Victoria appercevant l’embarras de ses manières, chercha tous les moyens de le tirer de son abstraction, et lui tendant les mains avec grâce elle dit : « Bérenza, pourquoi cet air sérieux ? vous me disiez que je ferais votre bonheur, si je vous appartenais ; maintenant que la fortune nous a réunis, pourquoi paraître moins heureux que quand vous désespériez de m’obtenir ? en vérité, cher Bérenza, je suis presque tentée de me croire étrangère à l’amour que vous m’avez pourtant juré. »

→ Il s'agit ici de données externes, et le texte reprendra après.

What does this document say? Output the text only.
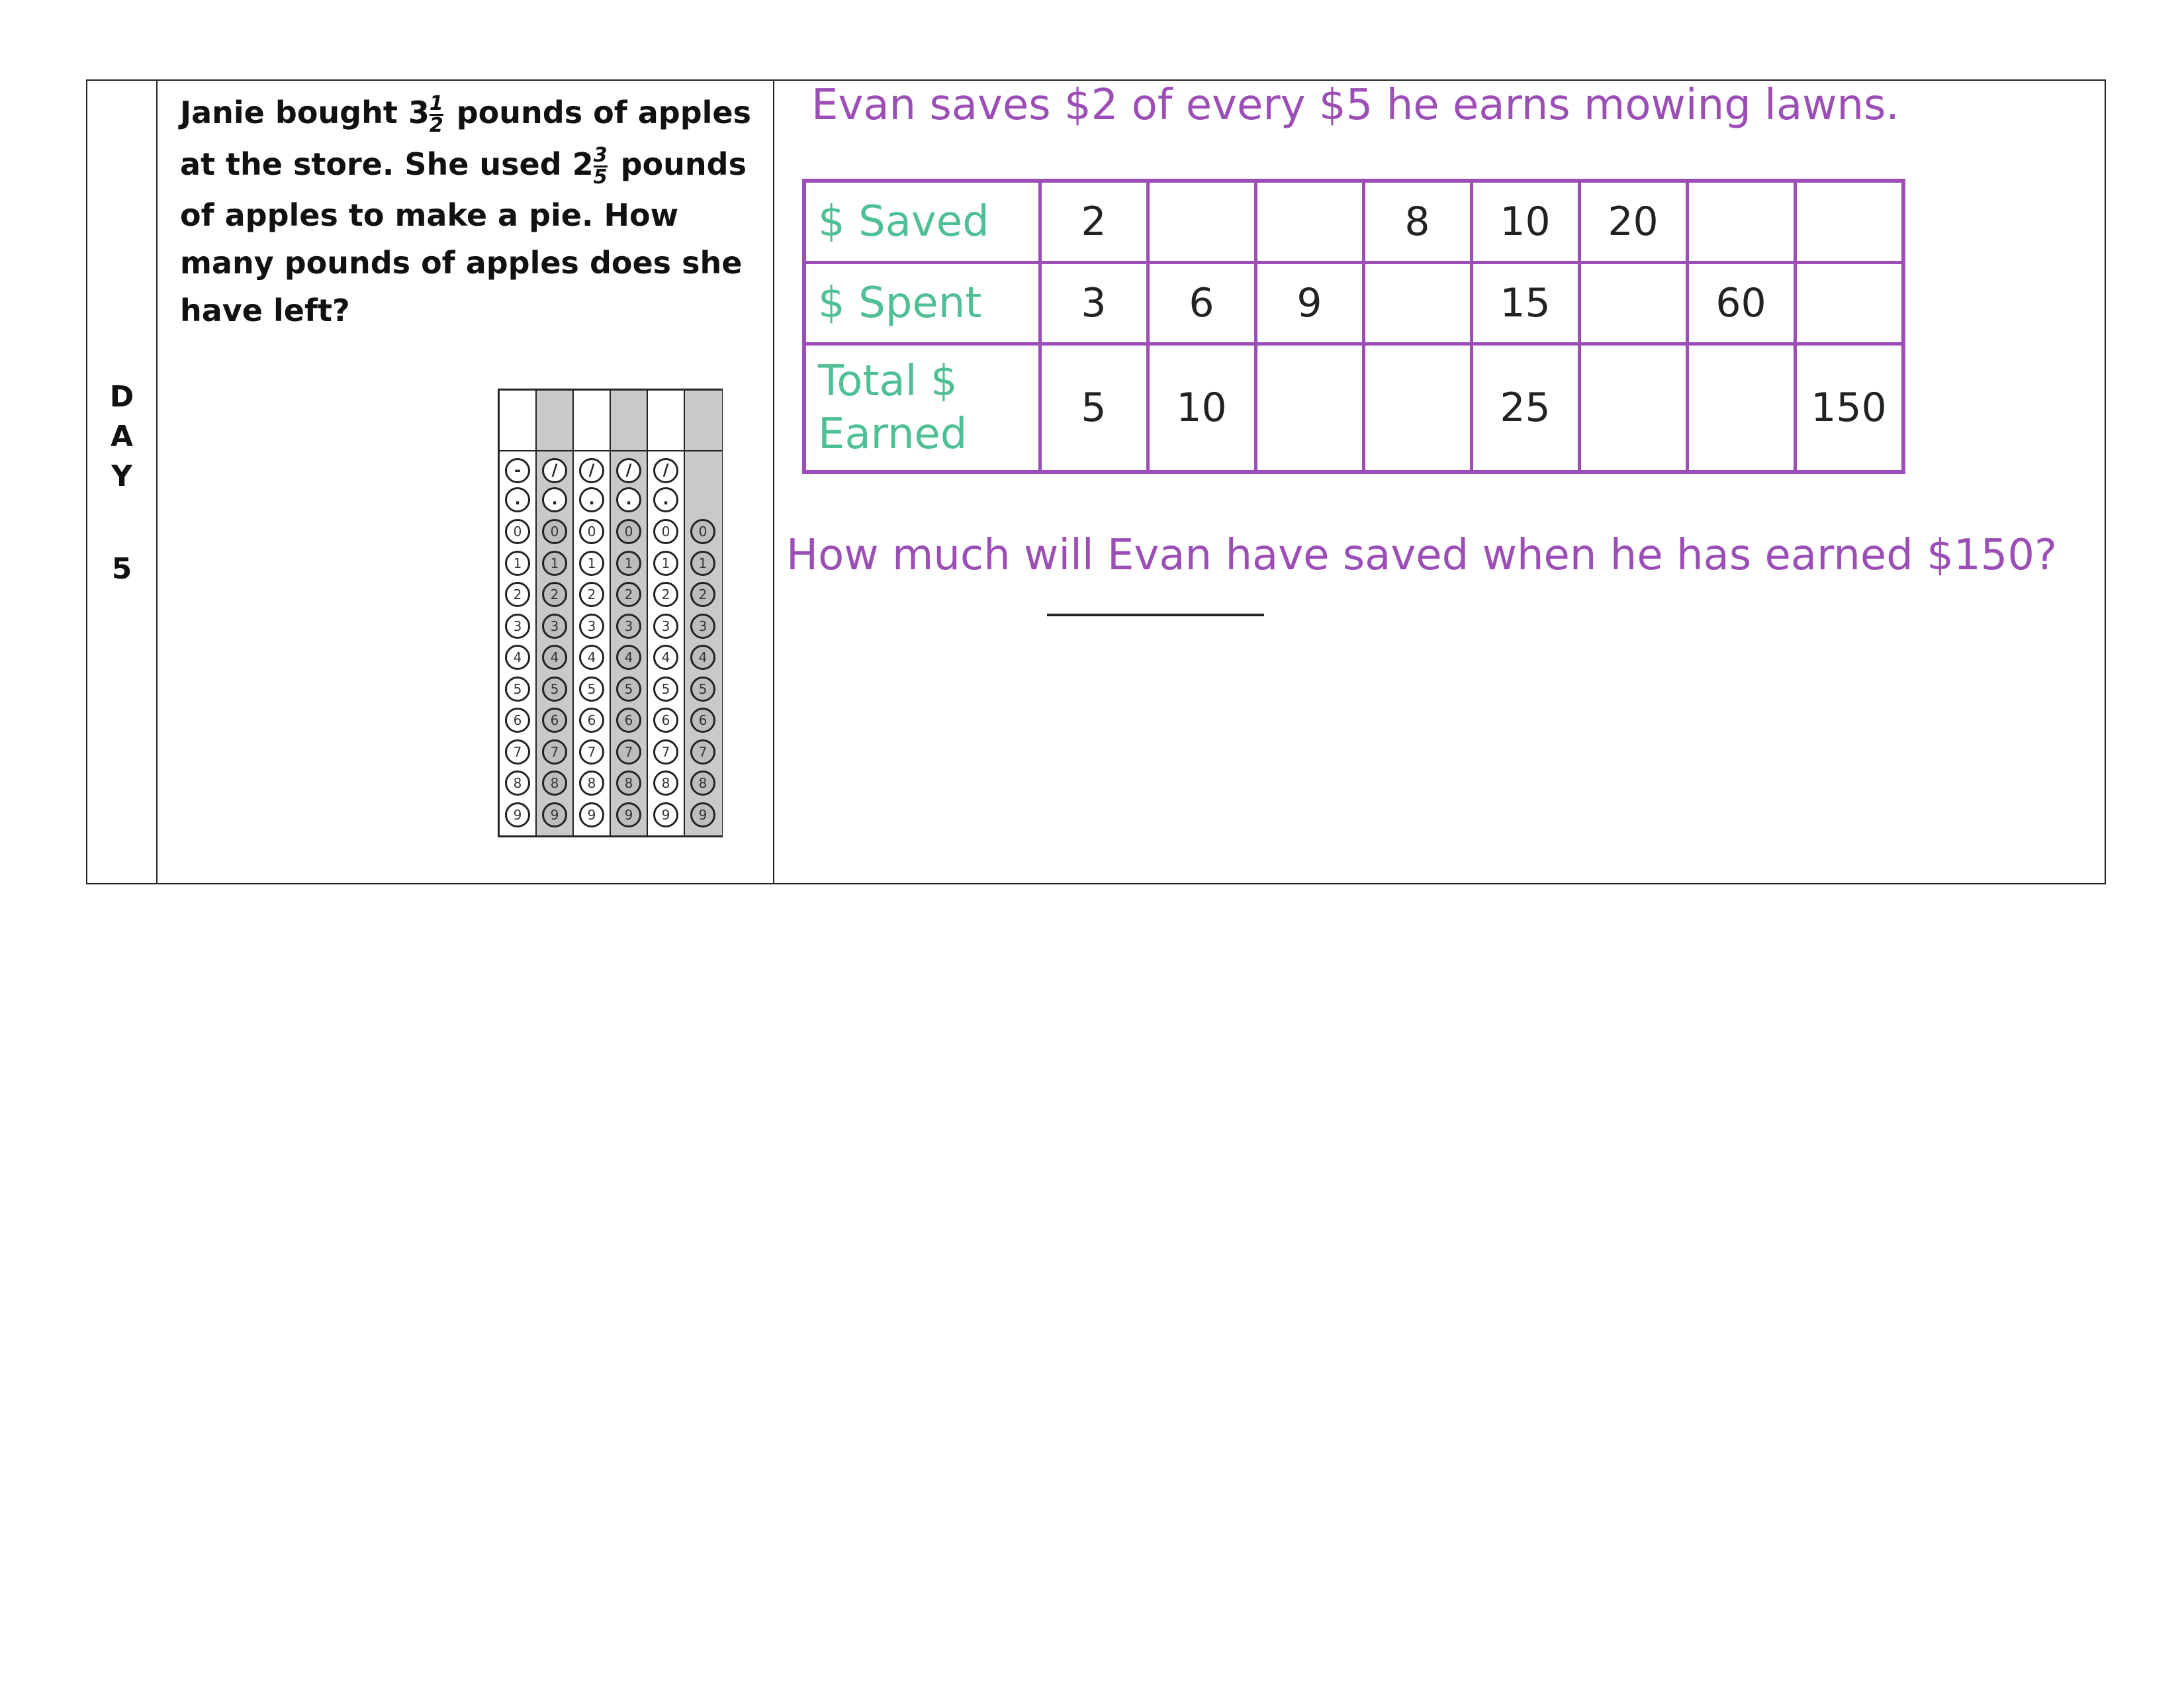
D
A
Y
5
Janie bought $3 \frac{1}{2}$ pounds of apples
at the store. She used $2 \frac{3}{5}$ pounds
of apples to make a pie. How
many pounds of apples does she
have left?
-
.
0
1
2
3
4
5
6
7
8
9
/
.
0
1
2
3
4
5
6
7
8
9
/
.
0
1
2
3
4
5
6
7
8
9
/
.
0
1
2
3
4
5
6
7
8
9
/
.
0
1
2
3
4
5
6
7
8
9
0
1
2
3
4
5
6
7
8
9
Evan saves $2 of every $5 he earns mowing lawns.
$ Saved	2			8	10	20		
$ Spent	3	6	9		15		60	

Total $
Earned	5	10			25			150
How much will Evan have saved when he has earned $150?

Pendant ce discours, Bérenza se leva. Une idée neuve avait pris possession de son âme : c’était la tourmentante, l’inutile réflexion que peut-être il n’était pas distingué exclusivement de Victoria, que peut-être elle n’était venue à lui que pour chercher un refuge contre l’oppression, et que si un autre lui eût fait la cour, il en eût été également préféré. Cette suggestion frappa douloureusement le cœur du sensible philosophe. Il déguisa néanmoins son émotion, et prenant la main de Victoria, il répondit seulement : — Vous m’avez connu distrait, et parfois sérieux, mon amie ; je n’ai pas de raison particulière de l’être en ce moment… N’y prenez pas garde, cela sera bientôt dissipé.
— Eh bien, monsieur le comte, je vais me retirer dans mon appartement, dit Victoria, piquée de voir que sa présence n’était pas un talisman propre à chasser toute espèce de mal-aise.
— Allez, chère Victoria, regardez-vous comme la maîtresse ici, et agissez selon qu’il vous plaira ; faites les arrangemens qui vous conviendront le mieux ; employez le peu d’heures que vous passerez sans moi, à ce qui vous paraîtra plus agréable. Nous nous reverrons à dîner, et vers le soir nous nous promènerons sur le lac, où ma Victoria sera la plus belle des belles.
La jeune demoiselle se retira, mais d’un air indigné, et Bérenza l’observant, en soupira ; il s’écria intérieurement : Victoria, que tu es imparfaite ! que j’étais fou de m’imaginer posséder le cœur de cette jeune personne ! les circonstances seules me l’ont livrée. Oh ! que ne puis-je pénétrer ses pensées ! si je connaissais ses sentimens, mon esprit serait en repos : si je pouvais me convaincre de son amour, je parviendrais aisément à former son caractère, parce que les leçons d’un objet aimé tombent avec fruit dans l’esprit. Mais qu’importe, je serai son ami ; je serai le frère, le protecteur de celle qui s’est jettée de son plein gré dans mes bras. Je l’aimerai, mais sans prendre bassement avantage de quelque circonstance que ce soit. Je veux être assuré de son affection… de son attachement entier et absolu : jusque là, je serai son ami, et non son amant.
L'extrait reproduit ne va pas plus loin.